I SAT UP in bed at one in the morning, cotton stuffed in my ears, as Rena and the comrades partied down in the living room. Just now, they were wailing along to an old Who record cranked so loud I could feel it right through the floor. This was why Rena liked it down here among contractors and bakeries and sheet metal shops. You could make all the noise you wanted. I was learning, everything on Ripple Street was rock V roll. Niki sang with three different bands, and Rena's personal soundtrack consisted of all the big seventies rock she'd first heard on black market tapes in Magnitogorsk. I tried to recall the melodies of Debussy, the gamelan, Miles Davis, but the Who bass line pounded it right out of my head.

To me this rock was just more faceless sex in a man's world, up against a concrete wall behind bathrooms. Give me a Satie tone poem like light on a Monet haystack, or Brazilian Astrud like a Matisse line. Let me lie down in a half-shuttered room in the south of France with Matisse and the soft flutter of heavy-feathered white doves, their mild calls. Only a little time, Henri, before Picasso will come with his big boots. We should take our afternoon.

I missed beauty. The Tujunga night with too many stars, Claire's neck as she bent over me, checking my homework.
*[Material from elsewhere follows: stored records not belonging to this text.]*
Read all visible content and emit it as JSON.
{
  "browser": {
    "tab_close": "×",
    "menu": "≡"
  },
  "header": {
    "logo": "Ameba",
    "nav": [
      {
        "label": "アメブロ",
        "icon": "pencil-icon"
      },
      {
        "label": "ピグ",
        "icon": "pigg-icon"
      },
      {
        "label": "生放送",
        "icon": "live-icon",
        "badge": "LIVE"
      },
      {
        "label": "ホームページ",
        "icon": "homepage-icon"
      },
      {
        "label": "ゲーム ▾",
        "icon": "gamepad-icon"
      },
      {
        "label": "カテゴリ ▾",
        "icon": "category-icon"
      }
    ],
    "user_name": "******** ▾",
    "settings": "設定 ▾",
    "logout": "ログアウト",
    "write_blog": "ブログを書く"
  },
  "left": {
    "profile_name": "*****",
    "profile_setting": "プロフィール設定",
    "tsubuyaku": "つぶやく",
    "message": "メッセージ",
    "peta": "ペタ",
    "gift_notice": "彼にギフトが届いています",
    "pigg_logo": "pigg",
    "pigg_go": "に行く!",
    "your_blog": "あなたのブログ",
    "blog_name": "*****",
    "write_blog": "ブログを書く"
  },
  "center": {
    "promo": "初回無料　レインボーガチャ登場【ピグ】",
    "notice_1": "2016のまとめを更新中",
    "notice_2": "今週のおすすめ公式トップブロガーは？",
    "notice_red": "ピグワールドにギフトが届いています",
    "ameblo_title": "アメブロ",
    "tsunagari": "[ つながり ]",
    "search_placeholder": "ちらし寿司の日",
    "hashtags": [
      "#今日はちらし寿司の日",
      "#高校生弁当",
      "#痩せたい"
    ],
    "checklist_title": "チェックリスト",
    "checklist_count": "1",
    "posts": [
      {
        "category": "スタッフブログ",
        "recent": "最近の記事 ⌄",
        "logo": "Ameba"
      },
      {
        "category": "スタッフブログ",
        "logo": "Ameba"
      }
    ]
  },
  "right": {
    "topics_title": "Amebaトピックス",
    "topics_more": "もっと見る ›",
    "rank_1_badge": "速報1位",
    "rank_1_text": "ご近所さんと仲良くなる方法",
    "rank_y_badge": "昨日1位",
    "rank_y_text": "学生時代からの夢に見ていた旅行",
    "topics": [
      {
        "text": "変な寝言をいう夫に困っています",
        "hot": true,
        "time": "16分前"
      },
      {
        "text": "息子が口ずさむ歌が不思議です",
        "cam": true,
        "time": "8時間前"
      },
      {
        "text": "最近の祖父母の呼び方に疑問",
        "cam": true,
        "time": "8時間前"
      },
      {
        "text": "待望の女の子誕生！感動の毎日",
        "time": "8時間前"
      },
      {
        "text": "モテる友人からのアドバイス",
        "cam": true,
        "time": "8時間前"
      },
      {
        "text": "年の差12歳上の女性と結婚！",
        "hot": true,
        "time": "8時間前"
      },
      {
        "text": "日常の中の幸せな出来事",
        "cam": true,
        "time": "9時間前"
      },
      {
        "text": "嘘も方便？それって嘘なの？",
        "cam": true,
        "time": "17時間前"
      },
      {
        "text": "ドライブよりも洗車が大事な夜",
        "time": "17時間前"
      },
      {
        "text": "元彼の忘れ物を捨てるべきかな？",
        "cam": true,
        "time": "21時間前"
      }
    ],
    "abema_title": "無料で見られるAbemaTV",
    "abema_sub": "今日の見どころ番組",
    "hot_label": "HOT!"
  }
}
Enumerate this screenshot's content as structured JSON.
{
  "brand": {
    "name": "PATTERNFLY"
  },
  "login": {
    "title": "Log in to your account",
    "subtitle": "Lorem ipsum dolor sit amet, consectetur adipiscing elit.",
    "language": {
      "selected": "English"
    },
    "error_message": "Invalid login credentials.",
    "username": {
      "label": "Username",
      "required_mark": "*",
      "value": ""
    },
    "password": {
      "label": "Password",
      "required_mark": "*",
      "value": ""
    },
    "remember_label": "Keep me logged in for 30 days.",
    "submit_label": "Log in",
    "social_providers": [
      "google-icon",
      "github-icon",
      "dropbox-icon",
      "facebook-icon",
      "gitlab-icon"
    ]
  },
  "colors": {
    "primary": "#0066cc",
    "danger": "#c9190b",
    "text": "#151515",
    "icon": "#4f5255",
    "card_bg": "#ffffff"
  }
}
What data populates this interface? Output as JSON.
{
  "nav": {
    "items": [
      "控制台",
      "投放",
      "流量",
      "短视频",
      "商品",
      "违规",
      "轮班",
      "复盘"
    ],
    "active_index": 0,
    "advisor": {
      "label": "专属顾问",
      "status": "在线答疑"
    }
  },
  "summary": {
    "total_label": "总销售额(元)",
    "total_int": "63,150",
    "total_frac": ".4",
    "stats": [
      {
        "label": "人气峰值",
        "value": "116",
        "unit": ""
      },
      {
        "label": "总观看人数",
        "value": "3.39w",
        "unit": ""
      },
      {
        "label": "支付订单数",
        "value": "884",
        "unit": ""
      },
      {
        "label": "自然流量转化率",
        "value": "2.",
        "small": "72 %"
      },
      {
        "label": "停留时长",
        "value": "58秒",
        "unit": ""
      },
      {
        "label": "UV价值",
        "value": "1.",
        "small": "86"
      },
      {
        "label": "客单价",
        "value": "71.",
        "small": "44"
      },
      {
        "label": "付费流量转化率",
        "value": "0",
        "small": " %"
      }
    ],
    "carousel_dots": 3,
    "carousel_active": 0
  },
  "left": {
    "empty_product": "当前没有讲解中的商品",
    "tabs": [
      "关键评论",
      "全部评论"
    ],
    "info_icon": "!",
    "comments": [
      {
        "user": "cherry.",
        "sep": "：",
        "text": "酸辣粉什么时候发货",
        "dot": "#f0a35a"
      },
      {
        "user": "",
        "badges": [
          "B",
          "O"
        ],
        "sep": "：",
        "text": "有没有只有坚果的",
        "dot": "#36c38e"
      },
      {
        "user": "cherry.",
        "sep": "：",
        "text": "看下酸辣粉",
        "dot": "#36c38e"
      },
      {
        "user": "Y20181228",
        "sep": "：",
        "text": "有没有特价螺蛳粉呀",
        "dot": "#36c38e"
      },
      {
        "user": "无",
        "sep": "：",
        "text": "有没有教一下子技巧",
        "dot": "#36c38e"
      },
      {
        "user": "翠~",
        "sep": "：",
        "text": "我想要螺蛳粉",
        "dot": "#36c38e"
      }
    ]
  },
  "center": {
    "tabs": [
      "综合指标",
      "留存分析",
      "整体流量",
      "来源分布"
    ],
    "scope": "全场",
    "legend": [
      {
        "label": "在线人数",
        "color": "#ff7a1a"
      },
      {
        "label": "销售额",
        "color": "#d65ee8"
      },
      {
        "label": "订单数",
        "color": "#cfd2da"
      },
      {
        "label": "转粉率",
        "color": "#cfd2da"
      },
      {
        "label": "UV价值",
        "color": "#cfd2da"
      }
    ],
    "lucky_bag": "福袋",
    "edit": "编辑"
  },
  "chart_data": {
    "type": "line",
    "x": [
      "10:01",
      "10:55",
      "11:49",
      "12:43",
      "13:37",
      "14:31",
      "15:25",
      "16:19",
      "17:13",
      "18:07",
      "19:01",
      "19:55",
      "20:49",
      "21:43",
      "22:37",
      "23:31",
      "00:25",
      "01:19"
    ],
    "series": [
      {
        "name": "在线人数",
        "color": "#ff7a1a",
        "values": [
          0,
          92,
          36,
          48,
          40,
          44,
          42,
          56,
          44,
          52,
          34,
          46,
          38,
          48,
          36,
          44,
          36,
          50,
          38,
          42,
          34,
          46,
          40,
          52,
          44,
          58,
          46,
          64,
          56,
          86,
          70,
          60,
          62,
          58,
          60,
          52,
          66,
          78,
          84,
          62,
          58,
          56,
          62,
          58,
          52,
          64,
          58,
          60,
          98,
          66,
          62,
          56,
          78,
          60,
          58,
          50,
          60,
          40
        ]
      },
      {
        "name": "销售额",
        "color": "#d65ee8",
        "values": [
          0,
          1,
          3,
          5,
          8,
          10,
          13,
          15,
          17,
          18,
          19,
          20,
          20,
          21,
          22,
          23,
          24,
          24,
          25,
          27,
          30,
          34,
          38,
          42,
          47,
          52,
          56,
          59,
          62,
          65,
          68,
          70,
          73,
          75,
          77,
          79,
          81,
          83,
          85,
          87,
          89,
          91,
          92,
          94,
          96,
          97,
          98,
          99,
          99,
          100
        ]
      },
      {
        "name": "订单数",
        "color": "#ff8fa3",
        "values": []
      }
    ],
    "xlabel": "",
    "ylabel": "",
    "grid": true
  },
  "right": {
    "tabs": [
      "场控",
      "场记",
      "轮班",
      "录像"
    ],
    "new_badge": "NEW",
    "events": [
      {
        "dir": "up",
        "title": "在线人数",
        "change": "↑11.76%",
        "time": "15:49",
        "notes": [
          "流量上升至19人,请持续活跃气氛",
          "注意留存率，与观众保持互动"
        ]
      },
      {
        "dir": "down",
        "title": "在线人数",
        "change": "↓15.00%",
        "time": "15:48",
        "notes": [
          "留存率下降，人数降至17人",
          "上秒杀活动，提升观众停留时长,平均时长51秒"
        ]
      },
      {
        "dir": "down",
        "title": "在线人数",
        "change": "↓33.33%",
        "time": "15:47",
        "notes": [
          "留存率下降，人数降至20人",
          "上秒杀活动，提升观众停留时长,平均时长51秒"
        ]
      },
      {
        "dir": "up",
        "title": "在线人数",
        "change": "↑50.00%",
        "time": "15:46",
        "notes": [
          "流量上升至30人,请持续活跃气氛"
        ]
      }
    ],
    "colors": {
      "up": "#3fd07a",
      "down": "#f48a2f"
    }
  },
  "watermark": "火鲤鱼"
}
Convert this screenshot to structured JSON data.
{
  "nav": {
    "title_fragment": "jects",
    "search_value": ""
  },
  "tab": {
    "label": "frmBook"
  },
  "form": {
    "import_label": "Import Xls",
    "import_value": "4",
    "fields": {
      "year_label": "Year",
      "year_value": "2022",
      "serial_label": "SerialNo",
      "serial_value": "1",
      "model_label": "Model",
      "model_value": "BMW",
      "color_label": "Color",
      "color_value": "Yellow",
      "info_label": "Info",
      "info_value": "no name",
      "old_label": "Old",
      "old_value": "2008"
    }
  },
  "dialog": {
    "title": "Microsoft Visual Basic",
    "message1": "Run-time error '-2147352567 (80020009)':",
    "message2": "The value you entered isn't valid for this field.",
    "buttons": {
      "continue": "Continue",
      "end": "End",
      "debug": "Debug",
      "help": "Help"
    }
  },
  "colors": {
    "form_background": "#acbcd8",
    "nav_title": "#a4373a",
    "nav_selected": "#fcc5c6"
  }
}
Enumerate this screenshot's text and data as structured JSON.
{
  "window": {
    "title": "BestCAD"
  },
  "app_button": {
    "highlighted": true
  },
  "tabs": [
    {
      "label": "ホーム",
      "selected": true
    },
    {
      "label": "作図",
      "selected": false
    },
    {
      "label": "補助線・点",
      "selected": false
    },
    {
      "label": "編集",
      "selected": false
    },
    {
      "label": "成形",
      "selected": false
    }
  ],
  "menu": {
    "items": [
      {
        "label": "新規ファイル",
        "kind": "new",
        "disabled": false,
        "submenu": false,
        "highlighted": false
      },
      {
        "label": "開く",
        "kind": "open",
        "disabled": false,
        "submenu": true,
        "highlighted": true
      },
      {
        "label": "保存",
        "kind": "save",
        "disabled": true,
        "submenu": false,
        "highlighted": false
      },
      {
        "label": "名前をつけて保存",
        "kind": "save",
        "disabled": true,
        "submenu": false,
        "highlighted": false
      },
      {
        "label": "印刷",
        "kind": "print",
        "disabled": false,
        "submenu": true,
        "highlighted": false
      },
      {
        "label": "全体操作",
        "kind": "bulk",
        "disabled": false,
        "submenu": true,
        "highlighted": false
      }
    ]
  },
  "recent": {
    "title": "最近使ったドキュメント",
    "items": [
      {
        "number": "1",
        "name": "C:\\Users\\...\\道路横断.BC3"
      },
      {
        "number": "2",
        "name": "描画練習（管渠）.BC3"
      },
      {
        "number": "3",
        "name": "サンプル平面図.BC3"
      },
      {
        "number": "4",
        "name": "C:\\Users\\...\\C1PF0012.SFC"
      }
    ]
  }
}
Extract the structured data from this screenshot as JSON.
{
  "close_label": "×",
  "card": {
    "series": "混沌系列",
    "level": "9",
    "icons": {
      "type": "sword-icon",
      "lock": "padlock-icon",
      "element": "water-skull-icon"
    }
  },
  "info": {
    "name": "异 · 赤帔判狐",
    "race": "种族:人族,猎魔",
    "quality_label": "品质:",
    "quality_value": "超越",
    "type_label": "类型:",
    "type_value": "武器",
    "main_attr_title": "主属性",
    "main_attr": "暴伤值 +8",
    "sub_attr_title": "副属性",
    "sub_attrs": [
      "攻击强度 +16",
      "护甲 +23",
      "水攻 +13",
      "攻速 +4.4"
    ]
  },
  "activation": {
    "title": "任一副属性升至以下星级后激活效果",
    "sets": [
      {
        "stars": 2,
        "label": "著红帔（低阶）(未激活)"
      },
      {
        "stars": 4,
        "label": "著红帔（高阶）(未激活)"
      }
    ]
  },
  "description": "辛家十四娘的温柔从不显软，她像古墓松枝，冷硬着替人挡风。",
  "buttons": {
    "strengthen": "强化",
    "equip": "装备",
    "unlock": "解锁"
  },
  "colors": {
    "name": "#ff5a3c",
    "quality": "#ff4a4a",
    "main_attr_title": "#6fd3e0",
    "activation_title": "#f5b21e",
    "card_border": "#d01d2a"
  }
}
My mother, swimming underwater in the pool in Hollywood, the melody of her words. All gone now. This was my life, the way it was. Loneliness is the human condition, get used to it.

Across the room, Yvonne 's bed was empty, she had left with someone at about eleven to go to a party across the river. I sat up in bed, drawing by lamplight, chasing an indigo line of oil pastel on violet paper with a whispery silver. It was a boat, a dark canoe, on the shore of a moonless sea. There was no one in the boat, no oars, no sail. It made me think of the sunless seas of Kublai Khan and also of my mother's Vikings sending their dead out on boats.